The space complexity is O(n) because the result list may contain every word in the worst case. Additional temporary storage for sorting is proportional to the word length.

Test Cases

class Solution:
    def removeAnagrams(self, words):
        def get_signature(word):
            return "".join(sorted(word))

        result = []
        previous_signature = ""

        for word in words:
            current_signature = get_signature(word)

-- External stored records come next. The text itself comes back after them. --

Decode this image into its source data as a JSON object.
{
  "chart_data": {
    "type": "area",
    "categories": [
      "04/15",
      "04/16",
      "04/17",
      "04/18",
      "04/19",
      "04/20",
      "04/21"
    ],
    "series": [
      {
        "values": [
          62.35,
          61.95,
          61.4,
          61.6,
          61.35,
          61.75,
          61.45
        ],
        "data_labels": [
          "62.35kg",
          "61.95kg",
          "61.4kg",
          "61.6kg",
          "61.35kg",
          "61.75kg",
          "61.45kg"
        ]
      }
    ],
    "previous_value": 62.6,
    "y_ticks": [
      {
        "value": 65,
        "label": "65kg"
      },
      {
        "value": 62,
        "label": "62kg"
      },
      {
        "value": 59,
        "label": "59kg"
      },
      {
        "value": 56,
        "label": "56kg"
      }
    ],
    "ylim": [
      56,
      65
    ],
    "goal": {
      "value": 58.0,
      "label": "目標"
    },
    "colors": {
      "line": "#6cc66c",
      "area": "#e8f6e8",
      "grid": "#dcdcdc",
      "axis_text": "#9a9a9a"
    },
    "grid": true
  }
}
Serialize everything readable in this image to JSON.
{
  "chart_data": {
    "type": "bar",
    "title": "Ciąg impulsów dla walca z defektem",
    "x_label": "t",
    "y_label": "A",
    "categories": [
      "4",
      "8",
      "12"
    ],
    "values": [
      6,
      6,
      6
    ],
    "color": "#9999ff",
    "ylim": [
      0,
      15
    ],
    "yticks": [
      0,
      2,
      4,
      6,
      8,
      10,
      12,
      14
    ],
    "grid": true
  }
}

            if current_signature != previous_signature:
                result.append(word)
                previous_signature = current_signature

        return result

solution = Solution()

assert solution.removeAnagrams(
    ["abba", "baba", "bbaa", "cd", "cd"]
) == ["abba", "cd"]  # Provided example with multiple removals

assert solution.removeAnagrams(
    ["a", "b", "c", "d", "e"]
) == ["a", "b", "c", "d", "e"]  # No removals occur

assert solution.removeAnagrams(
    ["abba"]
) == ["abba"]  # Single word input

assert solution.removeAnagrams(
    ["ab", "ba", "ab", "ba"]
) == ["ab"]  # Entire chain collapses

assert solution.removeAnagrams(
    ["abc", "def", "fed", "ghi"]
) == ["abc", "def", "ghi"]  # One adjacent anagram pair

assert solution.removeAnagrams(
    ["aa", "aa", "aa"]
) == ["aa"]  # Identical words are anagrams

assert solution.removeAnagrams(
    ["abc", "xyz", "zyx", "abc"]
) == ["abc", "xyz", "abc"]  # Later non-adjacent anagram survives

assert solution.removeAnagrams(
    ["ab", "cd", "ef"]
) == ["ab", "cd", "ef"]  # Completely distinct words
Test Why
["abba","baba","bbaa","cd","cd"] Validates repeated removals and chaining
["a","b","c","d","e"] Ensures no removals happen
["abba"] Tests minimum input size
["ab","ba","ab","ba"] Verifies consecutive anagram chain handling
["abc","def","fed","ghi"] Tests a single removable pair
["aa","aa","aa"] Confirms identical strings count as anagrams
["abc","xyz","zyx","abc"] Ensures only adjacent anagrams matter
["ab","cd","ef"] Tests fully distinct inputs

Edge Cases

Single Word Input

When the input contains only one word, there are no adjacent elements to compare. A careless implementation might incorrectly assume at least two words exist and attempt an invalid comparison.

For example:

["hello"]

The implementation handles this naturally because the first word is always added to the result list.

Long Chain of Consecutive Anagrams

A sequence where many consecutive words are anagrams can be tricky because repeated deletions change adjacency.

For example:

["ab", "ba", "ab", "ba"]

A naive simulation may become complicated due to repeated list modifications. The greedy approach handles this cleanly by keeping only the first word and skipping every subsequent word whose signature matches the previous kept word.

Non-Adjacent Anagrams

The problem only removes adjacent anagrams, not all anagrams in the array.

For example:

["abc", "xyz", "zyx", "abc"]

Even though the first and last words are anagrams, they are not adjacent. After removing "zyx", the last "abc" is compared only with "xyz" and survives. The implementation correctly compares only against the most recently kept word.